As usual, the largest elk herd was found in Hunting District 270 in the East Fork of the Bitterroot. This year’s count of 4,052 nearly mirrored what Mowry saw in 2019.
An early green-up this year allowed Mowry to survey the area two weeks earlier than normal, which worked well for spotting antlerless elk. Bulls were more challenging to find in the East Fork. The biologist saw 12 bulls for every 100 cows, but the cow/calf ratio was up slightly, averaging 28 calves per 100 cows.
Mowry will propose dropping B-licenses from 200 to 150 in the West Bitterroot (HD 240) after seeing herd sizes drop in that district.
“It is kind of what we want to see in that district,” Mowry said. “Every herd size was down slightly. In the past, there’s been a lot of game damage in that district. To be on the safe side, I think we’ll ask to drop the quota a little bit.”
The West Bitterroot district had a total of 923 elk, with 13 bulls and 25 calves per 100 bulls. In 2019, Mowry counted 1,010 elk.
Across the valley in the HD 204 in the North Sapphires, numbers were down slightly to 855, with 22 bulls and 23 calves per 100 cows. That count was completed by former FWP biologist Craig Jourdonnais. In 2019, Mowry counted 891 in the district.
In the West Fork of the Bitterroot (HD 250), the numbers of elk Mowry counted dropped to 806 from the 901 she saw in 2019. She wasn’t able to complete the Nez Perce/Watchtower area, which typically has about 100 elk, which would put that number closer to average.
The numbers of bull elk remained strong at 21 per 100 cows in the area that requires hunters to obtain one of a limited number of permits to hunt there.
The bull ratio was a tiny bit better in the HD 261 in the East Bitterroot at 22 bulls per 100 cows. The overall number of elk Mowry counted was about the same as last time at 837.
The numbers of elk living on the valley floor is about half of its height of 304 in 2017. This year Mowry saw 158 elk on the valley floor.

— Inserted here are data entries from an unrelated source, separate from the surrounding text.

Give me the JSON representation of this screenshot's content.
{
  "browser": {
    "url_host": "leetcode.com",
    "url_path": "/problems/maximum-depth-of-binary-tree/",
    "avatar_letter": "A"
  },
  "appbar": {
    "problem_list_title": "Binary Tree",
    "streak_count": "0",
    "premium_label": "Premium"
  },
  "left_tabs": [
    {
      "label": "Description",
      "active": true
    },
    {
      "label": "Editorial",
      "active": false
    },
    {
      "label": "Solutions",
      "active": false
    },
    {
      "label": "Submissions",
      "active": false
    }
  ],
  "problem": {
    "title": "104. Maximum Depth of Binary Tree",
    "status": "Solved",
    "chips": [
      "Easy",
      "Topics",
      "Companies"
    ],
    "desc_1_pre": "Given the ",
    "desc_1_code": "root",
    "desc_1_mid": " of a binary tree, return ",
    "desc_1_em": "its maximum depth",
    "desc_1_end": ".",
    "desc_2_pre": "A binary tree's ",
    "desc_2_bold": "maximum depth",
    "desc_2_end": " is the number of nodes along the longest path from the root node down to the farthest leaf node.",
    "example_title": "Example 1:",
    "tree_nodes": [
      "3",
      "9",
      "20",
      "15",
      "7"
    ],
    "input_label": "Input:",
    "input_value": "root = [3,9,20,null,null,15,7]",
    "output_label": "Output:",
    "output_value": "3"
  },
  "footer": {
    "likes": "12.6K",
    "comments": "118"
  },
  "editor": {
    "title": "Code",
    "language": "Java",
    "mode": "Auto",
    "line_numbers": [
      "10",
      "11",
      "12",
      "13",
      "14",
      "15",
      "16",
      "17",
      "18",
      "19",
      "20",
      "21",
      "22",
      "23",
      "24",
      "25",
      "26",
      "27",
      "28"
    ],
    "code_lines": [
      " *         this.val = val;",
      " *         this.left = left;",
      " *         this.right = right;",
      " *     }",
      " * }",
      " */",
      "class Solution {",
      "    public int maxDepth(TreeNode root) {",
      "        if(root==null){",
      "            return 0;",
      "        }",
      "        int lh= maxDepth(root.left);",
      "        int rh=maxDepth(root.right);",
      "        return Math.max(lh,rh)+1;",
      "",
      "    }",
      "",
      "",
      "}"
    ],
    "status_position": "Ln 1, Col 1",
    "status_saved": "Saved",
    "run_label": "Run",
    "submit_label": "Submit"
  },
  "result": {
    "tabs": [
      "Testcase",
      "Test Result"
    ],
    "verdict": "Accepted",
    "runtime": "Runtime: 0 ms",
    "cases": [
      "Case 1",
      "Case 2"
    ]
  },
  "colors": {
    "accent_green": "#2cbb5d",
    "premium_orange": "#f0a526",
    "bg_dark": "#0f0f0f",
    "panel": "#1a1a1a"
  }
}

Mowry completed gathering data from an experimental mule deer tag that allowed hunters to harvest any deer with three points or fewer on one side this past season. The area is a coveted trophy mule deer area that offers a limited number of buck tags each year.
The idea behind the new tag was to try to cull the herd of older buck deer that trophy hunters would likely pass on. Since buck deer tend to roam further than does, Mowry said managing buck numbers can help to decrease the potential of the spread of chronic wasting disease.
“A dense population of buck deer can create a tender box for CWD,” she said. “We wanted to see if we could harvest a few more bucks and not impact the trophy quality of the area.”
There were 15 of the experimental tags offered last hunting season. The average age of bucks harvested with the tags was six years, which corresponded with the average age of deer taken by hunters with the regular tag.